We had trouble getting patients to accept post-discharge coaching and home visits. There were a few reasons for this. The first was that we presented them with a one-page consent form that made them feel like they were signing up for something experimental. Secondly, presenting the program as something they were selected to participate in made it seem like there was an implicit weakness in the patient or their family and they needed extra help. Lastly, we originally had community health coaches present the program to patients and they weren’t comfortable enough in the hospital setting to exude a sense of confidence when speaking to patients.
What We Tried
We reframed how we talk to patients about the program. Instead of asking for their consent, we say “This is what your physicians and care team recommend for you.” Since the majority of the coaching is offered by staff from the Accountable Care Organization, their affiliation with the primary care physician makes patient consent almost universal.

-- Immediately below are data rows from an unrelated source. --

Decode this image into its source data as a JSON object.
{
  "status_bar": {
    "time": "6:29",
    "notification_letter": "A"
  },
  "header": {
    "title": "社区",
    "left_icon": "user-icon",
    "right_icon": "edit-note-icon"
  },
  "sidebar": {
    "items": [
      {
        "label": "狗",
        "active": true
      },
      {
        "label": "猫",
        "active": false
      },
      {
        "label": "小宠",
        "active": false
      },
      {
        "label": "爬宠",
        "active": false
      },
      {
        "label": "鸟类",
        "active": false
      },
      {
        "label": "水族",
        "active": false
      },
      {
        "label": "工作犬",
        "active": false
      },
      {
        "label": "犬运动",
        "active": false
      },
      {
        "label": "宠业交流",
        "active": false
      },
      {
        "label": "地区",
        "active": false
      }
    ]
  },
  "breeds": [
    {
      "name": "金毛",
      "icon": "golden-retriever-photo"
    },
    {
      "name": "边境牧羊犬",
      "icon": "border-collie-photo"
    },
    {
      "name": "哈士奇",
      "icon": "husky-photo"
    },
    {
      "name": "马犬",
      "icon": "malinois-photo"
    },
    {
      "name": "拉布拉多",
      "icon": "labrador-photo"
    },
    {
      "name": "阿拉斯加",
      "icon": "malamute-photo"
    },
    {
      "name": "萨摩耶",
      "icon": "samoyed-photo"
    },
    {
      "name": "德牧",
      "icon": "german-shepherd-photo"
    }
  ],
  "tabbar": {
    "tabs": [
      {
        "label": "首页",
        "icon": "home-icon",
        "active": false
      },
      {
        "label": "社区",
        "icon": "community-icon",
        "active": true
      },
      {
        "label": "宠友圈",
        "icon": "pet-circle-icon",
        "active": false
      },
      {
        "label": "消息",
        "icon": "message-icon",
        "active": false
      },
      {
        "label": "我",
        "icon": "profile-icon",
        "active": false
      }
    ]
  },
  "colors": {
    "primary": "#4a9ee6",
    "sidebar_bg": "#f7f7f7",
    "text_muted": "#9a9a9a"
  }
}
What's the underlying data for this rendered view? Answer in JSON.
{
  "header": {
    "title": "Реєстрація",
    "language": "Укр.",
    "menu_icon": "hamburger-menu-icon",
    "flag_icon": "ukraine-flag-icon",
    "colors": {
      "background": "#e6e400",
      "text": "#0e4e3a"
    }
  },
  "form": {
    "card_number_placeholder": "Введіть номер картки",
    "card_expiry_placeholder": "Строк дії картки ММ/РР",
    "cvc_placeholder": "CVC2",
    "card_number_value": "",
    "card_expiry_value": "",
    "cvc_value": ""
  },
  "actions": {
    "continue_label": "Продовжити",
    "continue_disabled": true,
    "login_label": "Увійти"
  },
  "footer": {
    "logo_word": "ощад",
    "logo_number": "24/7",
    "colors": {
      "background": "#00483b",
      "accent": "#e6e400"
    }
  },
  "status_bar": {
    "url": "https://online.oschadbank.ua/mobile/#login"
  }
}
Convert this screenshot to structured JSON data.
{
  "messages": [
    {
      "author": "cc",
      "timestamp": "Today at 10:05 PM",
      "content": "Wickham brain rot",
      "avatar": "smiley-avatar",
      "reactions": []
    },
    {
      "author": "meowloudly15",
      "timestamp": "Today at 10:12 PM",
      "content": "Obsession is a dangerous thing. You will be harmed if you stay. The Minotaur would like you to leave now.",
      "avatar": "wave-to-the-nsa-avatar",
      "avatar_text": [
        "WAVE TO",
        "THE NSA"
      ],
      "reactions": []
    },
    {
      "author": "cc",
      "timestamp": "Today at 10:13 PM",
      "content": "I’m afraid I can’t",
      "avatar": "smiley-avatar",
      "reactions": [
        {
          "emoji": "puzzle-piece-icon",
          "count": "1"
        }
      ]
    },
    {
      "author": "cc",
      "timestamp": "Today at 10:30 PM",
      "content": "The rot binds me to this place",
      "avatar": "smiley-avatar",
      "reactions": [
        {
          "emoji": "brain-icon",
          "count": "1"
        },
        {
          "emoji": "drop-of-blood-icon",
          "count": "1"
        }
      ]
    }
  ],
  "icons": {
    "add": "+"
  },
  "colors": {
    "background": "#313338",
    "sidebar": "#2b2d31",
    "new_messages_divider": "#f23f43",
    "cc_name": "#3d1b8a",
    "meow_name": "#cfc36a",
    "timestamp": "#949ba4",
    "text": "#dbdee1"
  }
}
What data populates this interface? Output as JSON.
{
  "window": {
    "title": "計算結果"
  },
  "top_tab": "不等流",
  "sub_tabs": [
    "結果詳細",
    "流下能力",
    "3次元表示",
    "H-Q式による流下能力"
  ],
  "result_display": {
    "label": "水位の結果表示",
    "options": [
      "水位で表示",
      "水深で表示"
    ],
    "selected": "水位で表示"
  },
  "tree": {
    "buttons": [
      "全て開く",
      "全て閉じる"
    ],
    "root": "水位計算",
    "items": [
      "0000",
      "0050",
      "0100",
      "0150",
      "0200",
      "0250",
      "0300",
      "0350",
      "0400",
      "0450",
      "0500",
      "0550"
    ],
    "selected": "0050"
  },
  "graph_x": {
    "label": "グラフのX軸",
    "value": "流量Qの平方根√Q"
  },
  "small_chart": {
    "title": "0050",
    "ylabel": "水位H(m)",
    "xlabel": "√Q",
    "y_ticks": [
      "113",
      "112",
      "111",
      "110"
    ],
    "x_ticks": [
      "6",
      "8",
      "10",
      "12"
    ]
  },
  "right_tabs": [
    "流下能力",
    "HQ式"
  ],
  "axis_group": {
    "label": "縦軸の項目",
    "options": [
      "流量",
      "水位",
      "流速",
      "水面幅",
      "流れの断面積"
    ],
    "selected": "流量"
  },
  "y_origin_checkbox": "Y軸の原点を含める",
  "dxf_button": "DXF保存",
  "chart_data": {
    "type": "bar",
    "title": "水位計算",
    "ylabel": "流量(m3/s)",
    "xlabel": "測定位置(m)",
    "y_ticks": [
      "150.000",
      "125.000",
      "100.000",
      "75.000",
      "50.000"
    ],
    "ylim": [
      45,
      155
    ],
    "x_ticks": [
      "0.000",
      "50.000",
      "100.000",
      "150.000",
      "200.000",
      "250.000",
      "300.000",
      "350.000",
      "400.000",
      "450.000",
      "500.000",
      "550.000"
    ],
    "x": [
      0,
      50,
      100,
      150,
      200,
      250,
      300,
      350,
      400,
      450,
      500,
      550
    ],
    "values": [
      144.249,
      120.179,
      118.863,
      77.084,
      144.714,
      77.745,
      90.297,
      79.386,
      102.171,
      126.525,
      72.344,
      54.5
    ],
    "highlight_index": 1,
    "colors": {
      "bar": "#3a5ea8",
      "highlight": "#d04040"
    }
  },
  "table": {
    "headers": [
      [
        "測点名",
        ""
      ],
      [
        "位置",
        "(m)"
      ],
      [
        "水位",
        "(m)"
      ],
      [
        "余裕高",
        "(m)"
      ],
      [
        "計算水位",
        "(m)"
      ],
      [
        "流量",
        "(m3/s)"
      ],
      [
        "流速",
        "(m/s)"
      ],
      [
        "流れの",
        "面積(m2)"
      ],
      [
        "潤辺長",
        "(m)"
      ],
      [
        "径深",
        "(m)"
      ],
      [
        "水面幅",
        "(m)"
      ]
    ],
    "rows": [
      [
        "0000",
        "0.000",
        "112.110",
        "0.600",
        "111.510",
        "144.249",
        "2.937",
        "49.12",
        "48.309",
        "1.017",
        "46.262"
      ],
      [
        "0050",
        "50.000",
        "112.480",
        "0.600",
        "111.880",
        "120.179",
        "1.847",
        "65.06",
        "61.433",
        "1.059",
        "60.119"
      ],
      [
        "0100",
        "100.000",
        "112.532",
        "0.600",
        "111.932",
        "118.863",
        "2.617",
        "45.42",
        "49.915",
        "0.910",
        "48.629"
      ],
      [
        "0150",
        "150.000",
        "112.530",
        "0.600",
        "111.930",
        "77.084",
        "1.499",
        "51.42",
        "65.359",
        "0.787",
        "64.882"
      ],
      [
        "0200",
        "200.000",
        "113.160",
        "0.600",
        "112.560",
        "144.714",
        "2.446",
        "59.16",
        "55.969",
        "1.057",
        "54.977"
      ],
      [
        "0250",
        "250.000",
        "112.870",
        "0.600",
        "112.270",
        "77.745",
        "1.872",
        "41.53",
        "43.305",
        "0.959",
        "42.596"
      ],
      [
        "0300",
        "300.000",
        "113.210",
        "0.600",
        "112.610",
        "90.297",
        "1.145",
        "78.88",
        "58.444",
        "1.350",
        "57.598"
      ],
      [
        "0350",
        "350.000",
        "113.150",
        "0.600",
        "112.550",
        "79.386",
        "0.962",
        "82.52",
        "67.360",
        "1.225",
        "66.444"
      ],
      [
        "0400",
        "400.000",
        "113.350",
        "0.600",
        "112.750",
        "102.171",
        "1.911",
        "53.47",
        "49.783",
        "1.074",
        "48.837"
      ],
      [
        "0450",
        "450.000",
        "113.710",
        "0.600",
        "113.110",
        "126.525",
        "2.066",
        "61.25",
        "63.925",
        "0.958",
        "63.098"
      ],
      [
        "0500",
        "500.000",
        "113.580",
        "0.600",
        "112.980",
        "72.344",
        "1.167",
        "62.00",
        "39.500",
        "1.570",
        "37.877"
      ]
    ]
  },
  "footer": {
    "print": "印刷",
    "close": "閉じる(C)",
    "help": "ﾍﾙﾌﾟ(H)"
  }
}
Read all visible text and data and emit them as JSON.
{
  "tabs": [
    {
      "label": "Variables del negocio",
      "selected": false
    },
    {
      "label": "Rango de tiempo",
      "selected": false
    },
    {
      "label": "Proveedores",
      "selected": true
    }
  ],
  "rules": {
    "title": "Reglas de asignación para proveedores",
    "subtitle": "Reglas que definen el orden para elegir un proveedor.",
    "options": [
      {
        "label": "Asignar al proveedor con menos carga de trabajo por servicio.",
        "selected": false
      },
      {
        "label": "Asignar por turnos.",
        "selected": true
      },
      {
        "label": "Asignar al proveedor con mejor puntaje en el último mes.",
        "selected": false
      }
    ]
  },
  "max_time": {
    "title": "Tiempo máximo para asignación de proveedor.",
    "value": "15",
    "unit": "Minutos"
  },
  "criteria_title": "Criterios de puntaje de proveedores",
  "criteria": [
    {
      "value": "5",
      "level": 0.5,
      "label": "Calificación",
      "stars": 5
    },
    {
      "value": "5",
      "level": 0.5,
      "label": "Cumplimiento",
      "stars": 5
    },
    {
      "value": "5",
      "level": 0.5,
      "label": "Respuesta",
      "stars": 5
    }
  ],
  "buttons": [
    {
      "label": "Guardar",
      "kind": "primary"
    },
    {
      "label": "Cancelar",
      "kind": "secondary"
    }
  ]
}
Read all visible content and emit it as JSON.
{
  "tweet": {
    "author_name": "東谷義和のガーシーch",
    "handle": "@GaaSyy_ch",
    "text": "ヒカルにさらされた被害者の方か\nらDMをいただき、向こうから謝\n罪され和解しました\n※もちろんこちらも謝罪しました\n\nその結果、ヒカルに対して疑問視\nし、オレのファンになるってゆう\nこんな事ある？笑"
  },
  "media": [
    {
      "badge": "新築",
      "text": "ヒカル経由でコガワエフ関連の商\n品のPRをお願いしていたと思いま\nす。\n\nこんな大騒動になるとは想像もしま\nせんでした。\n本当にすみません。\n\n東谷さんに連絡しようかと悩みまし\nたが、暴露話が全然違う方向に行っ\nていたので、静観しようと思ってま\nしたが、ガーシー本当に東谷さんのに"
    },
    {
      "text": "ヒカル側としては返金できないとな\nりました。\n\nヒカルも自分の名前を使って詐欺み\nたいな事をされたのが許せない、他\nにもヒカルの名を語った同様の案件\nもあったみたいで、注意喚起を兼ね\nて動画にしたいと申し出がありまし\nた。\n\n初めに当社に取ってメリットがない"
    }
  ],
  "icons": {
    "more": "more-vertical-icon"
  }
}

We also utilize the Patient Activation Measure to focus in on which patients to offer post-discharge coaching and home visits to. We concluded that the most activated patients likely didn’t need coaching and that the least activated ones needed much more support than we could offer and should be referred to more assistive services. The patients in the middle were the ones we focused on.
When we first began, our acceptance rate for post-discharge coaching and home visits was less than 50%. It’s now closer to 100%.
We realized that how we speak to patients and families is very important—you have 5-10 seconds to make a positive impression. Our community coaches were too sheepish at first, making it difficult for patients to trust them.
Consider why people are refusing. Some patients may just be embarrassed about people going into their home.